Hello again, everyone, William here.
I try to make my contributions to the web worth the one-half of an English degree I’ve managed to get, but I am not by nature a particularly polite or restrained guy. I’m impulsive, prone to speaking my mind, and it’s really sabotaged a lot of potential friendships I might otherwise have had. I was thinking on this, and it brought to mind the problem of believing families that many nonbelieving grievers have to deal with.
There was recently a thread on the Grief Beyond Belief page on Facebook, put up by some manner of theist. It was the usual creationist nonsense – irreducible complexity demands a creator, that sort of thing. My reply was instinctive and altogether characteristic of how I usually handle things. I lit into him with some of my choicest invective, and our collective responses drove him right off the page. (As in all Grief Beyond Belief spaces, religious content is not allowed on the page and GBB page administration prefers people notify them of infractions, rather than engaging. — Ed.) While this was entirely satisfying, it raises the question – what would I have done if it was a family member? I can’t imagine myself telling my father or brother “If you’re really sorry, go to your other friends and tell them what you did and why it was a terrible thing,” if they had done this.
The issue compounds itself when the deceased was religious. A religious memorial service and religious sentiments are very likely what they would want. My mother wanted a “preach the salvation message” funeral, and she got it. My grandmother was Catholic, and the service at Arlington was a Catholic one. We can’t and I think shouldn’t object to that sort of thing; we know they are gone and their wishes practically no longer matter, but legally and ethically it’s important to honor last requests.
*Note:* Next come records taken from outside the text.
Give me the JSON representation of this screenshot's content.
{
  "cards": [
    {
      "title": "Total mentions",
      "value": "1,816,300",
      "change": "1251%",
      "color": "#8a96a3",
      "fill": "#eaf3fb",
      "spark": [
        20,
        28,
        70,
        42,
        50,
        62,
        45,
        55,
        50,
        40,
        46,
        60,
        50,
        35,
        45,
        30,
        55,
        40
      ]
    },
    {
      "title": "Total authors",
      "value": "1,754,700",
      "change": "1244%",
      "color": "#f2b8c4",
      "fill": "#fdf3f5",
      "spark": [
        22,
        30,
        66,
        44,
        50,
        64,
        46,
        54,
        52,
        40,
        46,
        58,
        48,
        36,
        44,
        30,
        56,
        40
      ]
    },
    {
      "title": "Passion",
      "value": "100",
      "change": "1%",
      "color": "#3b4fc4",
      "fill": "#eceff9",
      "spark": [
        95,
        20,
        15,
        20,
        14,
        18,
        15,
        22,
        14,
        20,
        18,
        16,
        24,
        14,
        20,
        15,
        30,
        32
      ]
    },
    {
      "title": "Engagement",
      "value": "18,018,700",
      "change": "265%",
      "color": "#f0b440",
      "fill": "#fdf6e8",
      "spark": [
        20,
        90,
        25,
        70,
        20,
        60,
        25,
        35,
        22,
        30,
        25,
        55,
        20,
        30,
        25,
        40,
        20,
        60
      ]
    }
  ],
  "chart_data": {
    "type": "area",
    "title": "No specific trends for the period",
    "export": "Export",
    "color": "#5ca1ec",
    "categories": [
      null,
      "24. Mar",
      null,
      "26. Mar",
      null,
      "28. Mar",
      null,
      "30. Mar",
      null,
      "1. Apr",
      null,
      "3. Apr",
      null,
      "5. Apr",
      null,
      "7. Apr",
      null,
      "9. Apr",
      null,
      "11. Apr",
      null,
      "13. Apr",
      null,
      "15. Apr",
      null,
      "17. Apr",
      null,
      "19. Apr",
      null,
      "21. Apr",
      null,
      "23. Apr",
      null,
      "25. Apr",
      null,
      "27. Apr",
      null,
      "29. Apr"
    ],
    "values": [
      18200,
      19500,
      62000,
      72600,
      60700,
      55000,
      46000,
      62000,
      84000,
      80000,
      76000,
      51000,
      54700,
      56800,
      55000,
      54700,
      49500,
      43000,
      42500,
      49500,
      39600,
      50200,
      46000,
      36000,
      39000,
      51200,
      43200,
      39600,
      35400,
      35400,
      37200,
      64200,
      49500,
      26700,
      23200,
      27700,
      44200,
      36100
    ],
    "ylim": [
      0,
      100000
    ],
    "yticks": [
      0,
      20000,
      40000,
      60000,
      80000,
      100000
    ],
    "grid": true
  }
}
Yet we still can’t let people walk all over us. Constant messages of “she’s in a better place,” or “what would your mother think if she knew you were an atheist,” hurt. Our own healing is important, and we have to hold to a certain principle of enlightened selfishness to protect ourselves and our well-being.
A response I’ve come up with that I offer to you for use and modification as you see fit is to politely yet firmly respond:
“I understand where your sentiments are coming from, and please know I am saying this in love and fear, because I hold you and our relationship dearly. These sentiments are not a comfort to me, because I don’t share your belief. Please, don’t bring them up again when we’re talking. I don’t mind if you share them elsewhere, I wouldn’t dream of asking you to change for me, but when we’re together, please respect that these sentiments don’t help, they hurt.”